The other day I attended a Webinar on Big Data vs. Systems Theory hosted by the MIT Systems design & management group which offers free, and usually very good, webinars. I recommend them to anyone interested in data driven management using systems and processes. The specific lecture was “Move Over, Big Data! – How Small, Simple Models can yield Big insights” given by Dr. Larson. The lecture was very good – it discussed some of the pitfalls we might be likely to fall into with large data sets, and how algorithmic evaluation can alternatively get us to the same place, but in a different way.
Great points raised within the lecture were:
Always consider the average as a distribution (i.e. a confidence interval) , and compare to its median to avoid some of the pitfalls of averages.
Outliers are easy to dismiss as noncontributory – but when your outlier causes significant effects on your function (i.e. ‘black swans’) you’d better include it!
Averages experienced by one population may be different than averages experienced by another. (a bit more sophisticated than the N=1 concept)

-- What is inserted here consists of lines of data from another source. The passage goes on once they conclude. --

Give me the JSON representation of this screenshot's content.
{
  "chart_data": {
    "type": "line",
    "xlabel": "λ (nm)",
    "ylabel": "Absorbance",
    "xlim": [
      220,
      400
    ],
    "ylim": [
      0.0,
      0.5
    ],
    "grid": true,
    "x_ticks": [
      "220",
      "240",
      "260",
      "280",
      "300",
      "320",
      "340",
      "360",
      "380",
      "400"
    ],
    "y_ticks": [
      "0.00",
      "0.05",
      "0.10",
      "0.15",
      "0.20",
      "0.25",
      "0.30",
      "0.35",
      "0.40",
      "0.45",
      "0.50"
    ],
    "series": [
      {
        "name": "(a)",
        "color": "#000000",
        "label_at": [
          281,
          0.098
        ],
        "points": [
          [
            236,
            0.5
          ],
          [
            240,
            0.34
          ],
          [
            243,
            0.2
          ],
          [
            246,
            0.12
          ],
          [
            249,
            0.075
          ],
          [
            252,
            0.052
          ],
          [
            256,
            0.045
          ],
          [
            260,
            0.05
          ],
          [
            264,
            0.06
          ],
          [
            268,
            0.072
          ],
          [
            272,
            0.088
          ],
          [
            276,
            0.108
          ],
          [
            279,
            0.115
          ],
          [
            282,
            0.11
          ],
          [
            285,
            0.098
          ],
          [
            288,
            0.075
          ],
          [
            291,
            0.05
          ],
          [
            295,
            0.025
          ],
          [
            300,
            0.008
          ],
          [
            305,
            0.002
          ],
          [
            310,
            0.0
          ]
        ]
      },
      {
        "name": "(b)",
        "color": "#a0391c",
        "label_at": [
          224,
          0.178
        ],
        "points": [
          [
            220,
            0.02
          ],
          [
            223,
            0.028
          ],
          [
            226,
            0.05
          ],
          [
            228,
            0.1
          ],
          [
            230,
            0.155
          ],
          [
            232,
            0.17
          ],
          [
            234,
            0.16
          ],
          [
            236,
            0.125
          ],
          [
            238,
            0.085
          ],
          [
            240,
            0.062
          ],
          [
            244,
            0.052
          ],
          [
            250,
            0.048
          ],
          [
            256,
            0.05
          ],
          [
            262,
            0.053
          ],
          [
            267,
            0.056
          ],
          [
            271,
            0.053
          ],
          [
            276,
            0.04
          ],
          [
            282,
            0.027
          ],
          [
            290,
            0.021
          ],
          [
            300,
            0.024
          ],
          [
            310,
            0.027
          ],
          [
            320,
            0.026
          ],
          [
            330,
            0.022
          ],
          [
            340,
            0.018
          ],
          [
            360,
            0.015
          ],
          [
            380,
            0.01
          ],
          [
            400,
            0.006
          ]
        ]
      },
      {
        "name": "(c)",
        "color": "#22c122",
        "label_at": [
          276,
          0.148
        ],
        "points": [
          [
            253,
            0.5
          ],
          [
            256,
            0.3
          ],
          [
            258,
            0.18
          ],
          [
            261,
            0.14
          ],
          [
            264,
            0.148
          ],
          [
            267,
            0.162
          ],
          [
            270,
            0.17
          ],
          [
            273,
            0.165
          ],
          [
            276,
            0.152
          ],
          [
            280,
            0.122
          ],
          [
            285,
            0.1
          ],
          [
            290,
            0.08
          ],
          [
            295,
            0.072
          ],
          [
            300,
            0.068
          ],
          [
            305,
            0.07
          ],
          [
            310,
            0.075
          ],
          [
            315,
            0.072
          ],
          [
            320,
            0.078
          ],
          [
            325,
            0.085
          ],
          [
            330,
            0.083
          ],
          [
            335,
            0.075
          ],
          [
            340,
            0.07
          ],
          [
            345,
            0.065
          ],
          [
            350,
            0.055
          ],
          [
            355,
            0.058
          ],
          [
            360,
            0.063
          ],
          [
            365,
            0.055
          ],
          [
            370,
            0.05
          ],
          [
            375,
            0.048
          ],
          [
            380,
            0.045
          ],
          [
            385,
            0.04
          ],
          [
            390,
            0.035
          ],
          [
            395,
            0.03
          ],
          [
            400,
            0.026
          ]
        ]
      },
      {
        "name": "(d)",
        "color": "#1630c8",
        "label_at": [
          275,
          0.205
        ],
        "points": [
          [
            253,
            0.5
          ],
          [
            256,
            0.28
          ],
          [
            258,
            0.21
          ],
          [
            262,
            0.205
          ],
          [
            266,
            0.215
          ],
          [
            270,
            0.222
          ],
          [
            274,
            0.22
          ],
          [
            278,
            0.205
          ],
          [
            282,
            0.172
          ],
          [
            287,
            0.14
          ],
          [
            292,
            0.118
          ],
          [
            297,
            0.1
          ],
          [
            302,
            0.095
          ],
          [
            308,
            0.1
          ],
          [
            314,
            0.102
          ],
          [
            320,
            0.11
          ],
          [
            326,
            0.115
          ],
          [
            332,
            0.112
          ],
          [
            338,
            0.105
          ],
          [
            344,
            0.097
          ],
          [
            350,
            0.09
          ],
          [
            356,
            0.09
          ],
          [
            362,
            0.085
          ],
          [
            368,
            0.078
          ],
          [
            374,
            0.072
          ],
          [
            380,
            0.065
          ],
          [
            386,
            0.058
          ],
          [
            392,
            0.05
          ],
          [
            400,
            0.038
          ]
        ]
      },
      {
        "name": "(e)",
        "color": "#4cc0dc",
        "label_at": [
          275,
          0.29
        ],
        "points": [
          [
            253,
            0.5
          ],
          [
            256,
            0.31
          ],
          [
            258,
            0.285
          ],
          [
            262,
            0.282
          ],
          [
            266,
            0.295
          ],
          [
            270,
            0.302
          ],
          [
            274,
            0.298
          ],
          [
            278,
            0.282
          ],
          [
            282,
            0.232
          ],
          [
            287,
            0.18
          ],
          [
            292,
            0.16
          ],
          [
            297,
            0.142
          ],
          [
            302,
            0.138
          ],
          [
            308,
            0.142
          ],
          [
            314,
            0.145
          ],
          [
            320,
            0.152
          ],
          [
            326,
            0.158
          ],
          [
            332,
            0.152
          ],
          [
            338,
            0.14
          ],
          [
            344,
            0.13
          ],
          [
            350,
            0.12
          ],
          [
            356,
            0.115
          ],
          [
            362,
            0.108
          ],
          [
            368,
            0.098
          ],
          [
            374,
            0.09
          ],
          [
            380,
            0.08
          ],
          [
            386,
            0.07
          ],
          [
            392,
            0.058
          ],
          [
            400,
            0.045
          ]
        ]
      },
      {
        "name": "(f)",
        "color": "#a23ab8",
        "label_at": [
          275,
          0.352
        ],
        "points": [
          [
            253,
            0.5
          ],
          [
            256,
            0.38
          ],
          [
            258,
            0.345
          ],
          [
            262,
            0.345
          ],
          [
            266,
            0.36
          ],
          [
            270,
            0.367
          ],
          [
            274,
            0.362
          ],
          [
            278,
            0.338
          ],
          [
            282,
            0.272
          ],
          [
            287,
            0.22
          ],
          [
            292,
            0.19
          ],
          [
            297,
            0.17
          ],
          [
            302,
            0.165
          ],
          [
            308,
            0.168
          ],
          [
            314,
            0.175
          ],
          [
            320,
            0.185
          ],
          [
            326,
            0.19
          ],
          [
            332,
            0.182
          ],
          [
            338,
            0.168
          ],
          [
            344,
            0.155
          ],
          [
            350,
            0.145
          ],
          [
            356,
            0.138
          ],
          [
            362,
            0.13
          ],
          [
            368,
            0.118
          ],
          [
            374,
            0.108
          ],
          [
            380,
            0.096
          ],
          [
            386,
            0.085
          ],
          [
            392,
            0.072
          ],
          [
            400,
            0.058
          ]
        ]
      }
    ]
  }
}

There was a neat discussion of Queues with Little’s law cited – L=lambda W where L=time average # of customers in system, lambda is average arrival rate and W- mean time spent by customers in the queue. M/M/K queue notation cited. Dr. Larson’s Queue Inference Engine (using a poisson distribution) was reviewed. You can find some more information about the Queue inference engine here. The point was that small models are an alternative means to sassing out big data than simply using statistical regression. I’ll admit to not knowing much about queue theory and Markov chains, but I can see some interesting applications in combination with large datasets. Much along the lines of an ensemble model, but including the queue theory as part of the ensemble… Unfortunately, as Dr. Larson noted, much like in the linear models we have been approaching, serial queues or networked queues require difficult math with many terms. The question yet to be answered is – can we provide the best of both worlds?